The stallion blinked as light returned. He was back in the chair, in Q's office...and Q and the bull were both standing in front of a monitor at the meerkat's desk, jaws dropped, eyes wide. He still felt a little disoriented and groggy.

"Ahhh....guys?"

The meerkat turned to look at him, and managed a fake smile.

"Stud! Great to have you back! Looks like it was a success."

"How do you mean? I came didn't I?"

The stallion looked down over his body, to the mound of his genitals with the evil glowing band still attached, gripping the top of his scrotum just as it had before. His cock was soft, lying against his belly, but the puddle of spoo he expected to find wasn't there.

"So...I didn't cum after all?"

"No, in spite of your mind being instructed to seek out and enact the most sexually enticing scenario you could imagine...though what the actual fuck is going on in your sick mind I don't even..."

"Wait, what do you mean?"

The bull and meerkat exchanged a look.

"Nothing."

"Nothing at all mate..."

"Wait...you don't get a playback of what I'm seeing do you...?"

"No...No...really...no..."

"Phew! I mean...well, ok. Lucky, hey?"

The two nodded slowly. The meerkat knew better of course. Inside, he knew he had struck pure twenty four carat gold in the carefully saved record of the agent's fantasy. When he showed this at the Quartermaster department Christmas drinks, he was going to be elevated to the ranks of Legend. He might even get laid.

It might even feel as good as fondling the stallion's scrotum had.

Agent Stud Colt began to dress slowly, with occasional worried glances at the other two males. They seemed unfazed though, which was more than he could say for himself. Miss Hargreave...ahhhh...now that was a memory...

"Um...Stud..."

"Yes Q?"

"When was your last psych evaluation?"

"Last month, why?"

"Nothing. Just...might be good to get one again soon, that's all."

The puzzled stallion wondered what he meant all the way to the carpark to retrieve his Rover.

*****

When the door closed on a grinning bull, who the meerkat had barely managed to swear to secrecy, the Quartermaster gave a satisfied sigh and collapsed into his chair. He pulled up the personal files from his computer and fondled them with his mouse like a lover.

Stud Colt surveillance file 101357/11...his sweet horse asleep, naked, just as he liked. That was one of his favourites. Then there was good old 121553/10, where he got to watch the stud jack off while tentatively fingering his ass. He always enjoyed imagining it was his own paw thrust up that magnificent tailhole, prodding a horse prostate to deliver that prodigious fountain of creamy goodness.
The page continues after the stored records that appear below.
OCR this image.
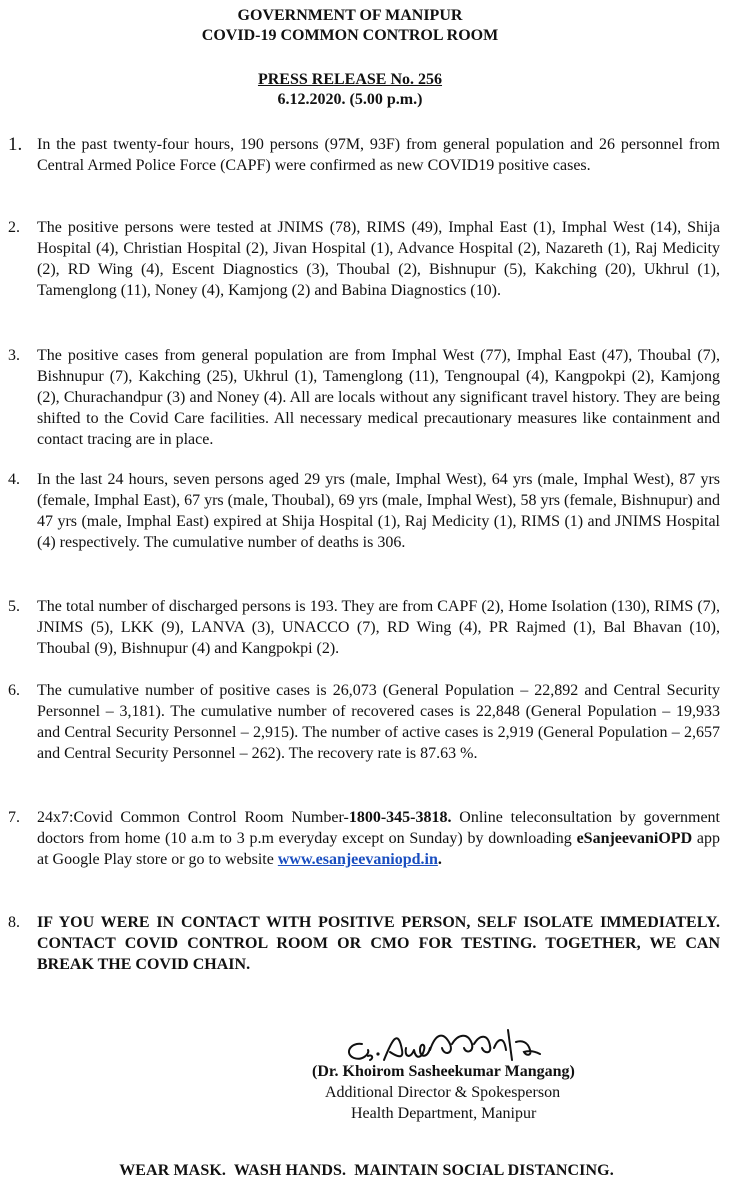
GOVERNMENT OF MANIPUR
COVID-19 COMMON CONTROL ROOM
PRESS RELEASE No. 256
6.12.2020. (5.00 p.m.)
1. In the past twenty-four hours, 190 persons (97M, 93F) from general population and 26 personnel from Central Armed Police Force (CAPF) were confirmed as new COVID19 positive cases.
2.	The positive persons were tested at JNIMS (78), RIMS (49), Imphal East (1), Imphal West (14), Shija Hospital (4), Christian Hospital (2), Jivan Hospital (1), Advance Hospital (2), Nazareth (1), Raj Medicity (2), RD Wing (4), Escent Diagnostics (3), Thoubal (2), Bishnupur (5), Kakching (20), Ukhrul (1), Tamenglong (11), Noney (4), Kamjong (2) and Babina Diagnostics (10).
3.	The positive cases from general population are from Imphal West (77), Imphal East (47), Thoubal (7), Bishnupur (7), Kakching (25), Ukhrul (1), Tamenglong (11), Tengnoupal (4), Kangpokpi (2), Kamjong (2), Churachandpur (3) and Noney (4). All are locals without any significant travel history. They are being shifted to the Covid Care facilities. All necessary medical precautionary measures like containment and contact tracing are in place.
4.	In the last 24 hours, seven persons aged 29 yrs (male, Imphal West), 64 yrs (male, Imphal West), 87 yrs (female, Imphal East), 67 yrs (male, Thoubal), 69 yrs (male, Imphal West), 58 yrs (female, Bishnupur) and 47 yrs (male, Imphal East) expired at Shija Hospital (1), Raj Medicity (1), RIMS (1) and JNIMS Hospital (4) respectively. The cumulative number of deaths is 306.
5.	The total number of discharged persons is 193. They are from CAPF (2), Home Isolation (130), RIMS (7), JNIMS (5), LKK (9), LANVA (3), UNACCO (7), RD Wing (4), PR Rajmed (1), Bal Bhavan (10), Thoubal (9), Bishnupur (4) and Kangpokpi (2).
6.	The cumulative number of positive cases is 26,073 (General Population – 22,892 and Central Security Personnel – 3,181). The cumulative number of recovered cases is 22,848 (General Population – 19,933 and Central Security Personnel – 2,915). The number of active cases is 2,919 (General Population – 2,657 and Central Security Personnel – 262). The recovery rate is 87.63 %.
7.	24x7:Covid Common Control Room Number-1800-345-3818. Online teleconsultation by government doctors from home (10 a.m to 3 p.m everyday except on Sunday) by downloading eSanjeevaniOPD app at Google Play store or go to website www.esanjeevaniopd.in.
8.	IF YOU WERE IN CONTACT WITH POSITIVE PERSON, SELF ISOLATE IMMEDIATELY. CONTACT COVID CONTROL ROOM OR CMO FOR TESTING. TOGETHER, WE CAN BREAK THE COVID CHAIN.
(Dr. Khoirom Sasheekumar Mangang)
Additional Director & Spokesperson
Health Department, Manipur
WEAR MASK.  WASH HANDS.  MAINTAIN SOCIAL DISTANCING.
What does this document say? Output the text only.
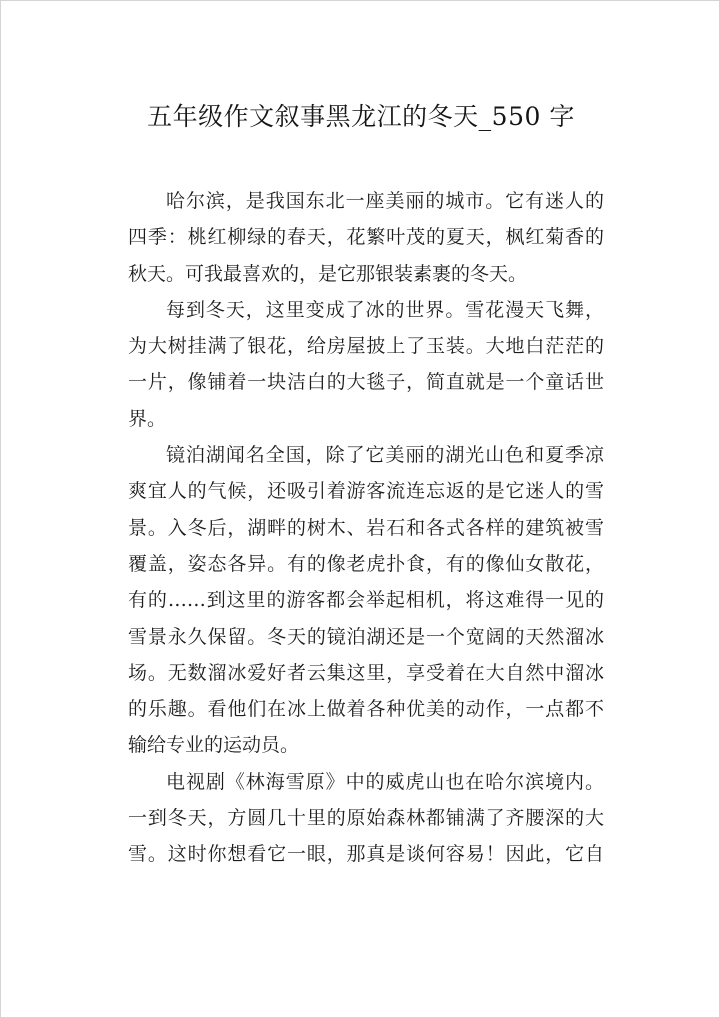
五年级作文叙事黑龙江的冬天_550 字
哈尔滨，是我国东北一座美丽的城市。它有迷人的
四季：桃红柳绿的春天，花繁叶茂的夏天，枫红菊香的
秋天。可我最喜欢的，是它那银装素裹的冬天。
每到冬天，这里变成了冰的世界。雪花漫天飞舞，
为大树挂满了银花，给房屋披上了玉装。大地白茫茫的
一片，像铺着一块洁白的大毯子，简直就是一个童话世
界。
镜泊湖闻名全国，除了它美丽的湖光山色和夏季凉
爽宜人的气候，还吸引着游客流连忘返的是它迷人的雪
景。入冬后，湖畔的树木、岩石和各式各样的建筑被雪
覆盖，姿态各异。有的像老虎扑食，有的像仙女散花，
有的……到这里的游客都会举起相机，将这难得一见的
雪景永久保留。冬天的镜泊湖还是一个宽阔的天然溜冰
场。无数溜冰爱好者云集这里，享受着在大自然中溜冰
的乐趣。看他们在冰上做着各种优美的动作，一点都不
输给专业的运动员。
电视剧《林海雪原》中的威虎山也在哈尔滨境内。
一到冬天，方圆几十里的原始森林都铺满了齐腰深的大
雪。这时你想看它一眼，那真是谈何容易！因此，它自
Or of course, the most recent favourite, 149565/3. He double clicked on that one, and the screen filled with the sight of a drunk and semi-lucid stallion, laid on his bed in a hotel, tail raised, legs spread, begging incoherently for someone to do it "harder" while the bull, Dinks, piledrove into his ass. He reached for his cock, which had been aching since he first touched that ineffable pawfull of stallion scrotum, and began to jack off slowly.

"Yeah...how do you want it Stud Colt?"

The image on the screen responded as always.

"Oh fuck...harder....so close..."

"How does it feel Stud?"

"Oh fuck...so big...harder...there...more...yes...yes...yes..."

As the stallion on the screen whinnied and came, so did Q. Very neatly.

He knew it was wrong, but really, he was just trying to perfect remote miniature surveillance systems, like his job required. He just had an unusual way of testing them.